The Tamil Nadu State Council of Educational Research and Training (SCERT) has received over 7,000 emails and letters giving feedback on the new draft syllabus.
The draft syllabus was made public from November 20 onwards. The public can access all the details online. It contains the preamble, position papers on the different subjects, evaluation details, curriculum, pedagogy, content and transaction methodology, related to every subject.
The site also has a separate section for public feedback, which will be analysed by the committee and later implemented. The 10-member curriculum framework committee was formed earlier this year and it is headed by former Anna University Vice-Chancellor, M Anandakrishnan. Following this, workshops and meets were organised to prepare the new syllabus for Classes 1 to 12. The deadline for the submission of feedback was extended, after tremendous response from the public. In fact, after a group pointed out that the texts should be available in Tamil as well, the suggestion was implemented.
Commenting on the huge exercise, M Anandakrishnan says, “Most of the feedback has been positive. We have received many mails online and so many people have reached out to me in person.” He further adds, “We had encouraged subject teachers to go through the syllabus in detail and we are glad to see that many of them have got down to the specifics. For instance, we have mails from an Economic teacher who specifically mentioned what should be taught in Class 11. There are also a lot of suggestions on the examination pattern and the contents of the textbooks,” says Anandakrishnan.

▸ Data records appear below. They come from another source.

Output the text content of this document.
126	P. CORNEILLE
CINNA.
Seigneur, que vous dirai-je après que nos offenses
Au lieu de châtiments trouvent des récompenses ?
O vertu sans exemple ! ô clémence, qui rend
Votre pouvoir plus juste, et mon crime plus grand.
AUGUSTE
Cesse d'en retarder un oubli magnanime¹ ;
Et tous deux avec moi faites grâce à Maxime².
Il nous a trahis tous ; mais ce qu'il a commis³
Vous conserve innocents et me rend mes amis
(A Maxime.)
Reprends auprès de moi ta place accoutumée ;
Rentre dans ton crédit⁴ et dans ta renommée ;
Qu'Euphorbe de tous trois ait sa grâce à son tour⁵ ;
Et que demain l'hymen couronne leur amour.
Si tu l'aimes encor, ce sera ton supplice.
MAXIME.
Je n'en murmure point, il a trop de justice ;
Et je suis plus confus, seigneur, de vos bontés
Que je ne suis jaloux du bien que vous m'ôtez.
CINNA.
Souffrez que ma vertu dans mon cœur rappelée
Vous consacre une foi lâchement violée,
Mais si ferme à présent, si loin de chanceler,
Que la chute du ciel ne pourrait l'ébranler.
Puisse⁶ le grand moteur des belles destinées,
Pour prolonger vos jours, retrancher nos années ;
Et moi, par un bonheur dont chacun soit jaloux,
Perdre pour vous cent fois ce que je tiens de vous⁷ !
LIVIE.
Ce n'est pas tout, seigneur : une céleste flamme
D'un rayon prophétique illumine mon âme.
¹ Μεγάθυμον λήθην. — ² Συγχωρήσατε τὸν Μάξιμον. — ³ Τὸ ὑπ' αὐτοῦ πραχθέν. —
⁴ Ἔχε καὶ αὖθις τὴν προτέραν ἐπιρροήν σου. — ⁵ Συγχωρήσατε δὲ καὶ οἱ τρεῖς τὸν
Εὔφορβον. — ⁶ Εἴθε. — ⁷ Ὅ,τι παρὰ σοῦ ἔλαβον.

Sports gets poor treatment:
Tamil Nadu Physical Education Teacher Physical Director Association pointed that there not much importance has been given to the subject. Devi Selvam, general secretary of the Association says that a section ‘Physical and Health Education’ has a list of physical activities for Classes 1 to 12. However, there is no clarity on the textbook. Physical Education also needs a textbook and should be treated at par with other important subjects,” he says, adding that the Association has already drafted a mail about it.

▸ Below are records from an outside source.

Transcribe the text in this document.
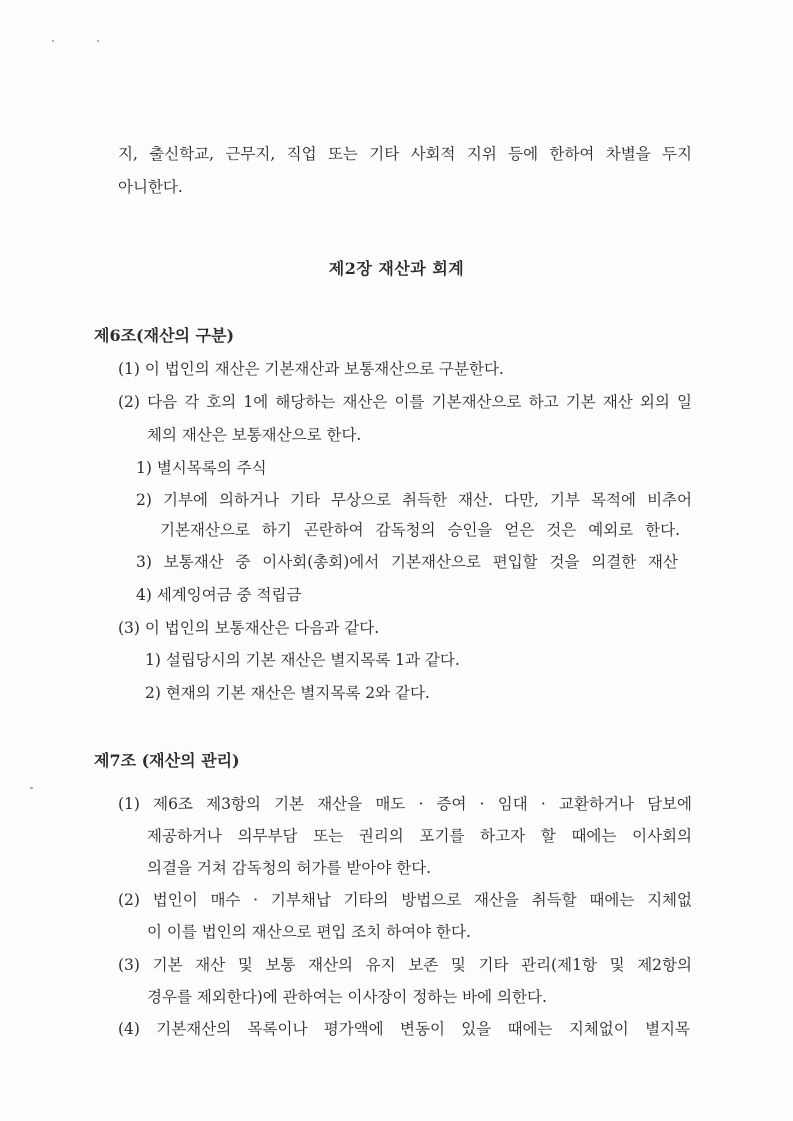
지, 출신학교, 근무지, 직업 또는 기타 사회적 지위 등에 한하여 차별을 두지
아니한다.
제2장 재산과 회계
제6조(재산의 구분)
(1) 이 법인의 재산은 기본재산과 보통재산으로 구분한다.
(2) 다음 각 호의 1에 해당하는 재산은 이를 기본재산으로 하고 기본 재산 외의 일
체의 재산은 보통재산으로 한다.
1) 별시목록의 주식
2) 기부에 의하거나 기타 무상으로 취득한 재산. 다만, 기부 목적에 비추어
기본재산으로 하기 곤란하여 감독청의 승인을 얻은 것은 예외로 한다.
3) 보통재산 중 이사회(총회)에서 기본재산으로 편입할 것을 의결한 재산
4) 세계잉여금 중 적립금
(3) 이 법인의 보통재산은 다음과 같다.
1) 설립당시의 기본 재산은 별지목록 1과 같다.
2) 현재의 기본 재산은 별지목록 2와 같다.
제7조 (재산의 관리)
(1) 제6조 제3항의 기본 재산을 매도 · 증여 · 임대 · 교환하거나 담보에
제공하거나 의무부담 또는 권리의 포기를 하고자 할 때에는 이사회의
의결을 거쳐 감독청의 허가를 받아야 한다.
(2) 법인이 매수 · 기부채납 기타의 방법으로 재산을 취득할 때에는 지체없
이 이를 법인의 재산으로 편입 조치 하여야 한다.
(3) 기본 재산 및 보통 재산의 유지 보존 및 기타 관리(제1항 및 제2항의
경우를 제외한다)에 관하여는 이사장이 정하는 바에 의한다.
(4) 기본재산의 목록이나 평가액에 변동이 있을 때에는 지체없이 별지목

Meanwhile, many educationist have laid stress on quality teacher training programmes. Educationist Madhumati Narayanan, in her mail to TNSCERT, pointed out that teachers make all the difference to the learning process. “All teachers must therefore be extremely motivated, understand their responsibility and become “role-models” for students. They should be inspirational teachers.”
In her second point, she says, “The overall approach in the draft is to create ethical, competent and responsible citizens, which is laudable. This I believe is more critical in Classes 1-5, where a strong foundation to one’s character and competencies are laid. Thinking skills, creativity, problem solving, physical fitness, etc., being part of the draft is a welcome move. Also, the learning process has to be highly enjoyable and interactive. Whatever be the curricula, the teachers should be able to make every session engaging by making lesson plans which provide for hands-on activities, games and exercises. Special effort to be taken to create session plans, that would be appealing to visual, auditory and kinesthetic learners.”
The feedback draft said, “After the syllabus change is implemented, all the four education boards should be merged. The School Education department should ensure that the same syllabus i s followed in both the government and private schools following the state’s syllabus.” It further said, “The committee has no recommendations about making Tamil mandatory in schools. Tamil should be made compulsory for students till Class 10, to prevent commercialisation of education.”
A special team has been formed by SCERT where experts will go through all the suggestions. “We have received more than 7,000 mails through the site. The response has been encouraging. We have already formed a team that is going through everything that we have received and in two weeks we will put everything together and send it to the 10-member committee. The experts will go through all of it and implement in the new syllabus,” says G Arivoli, director, SCERT.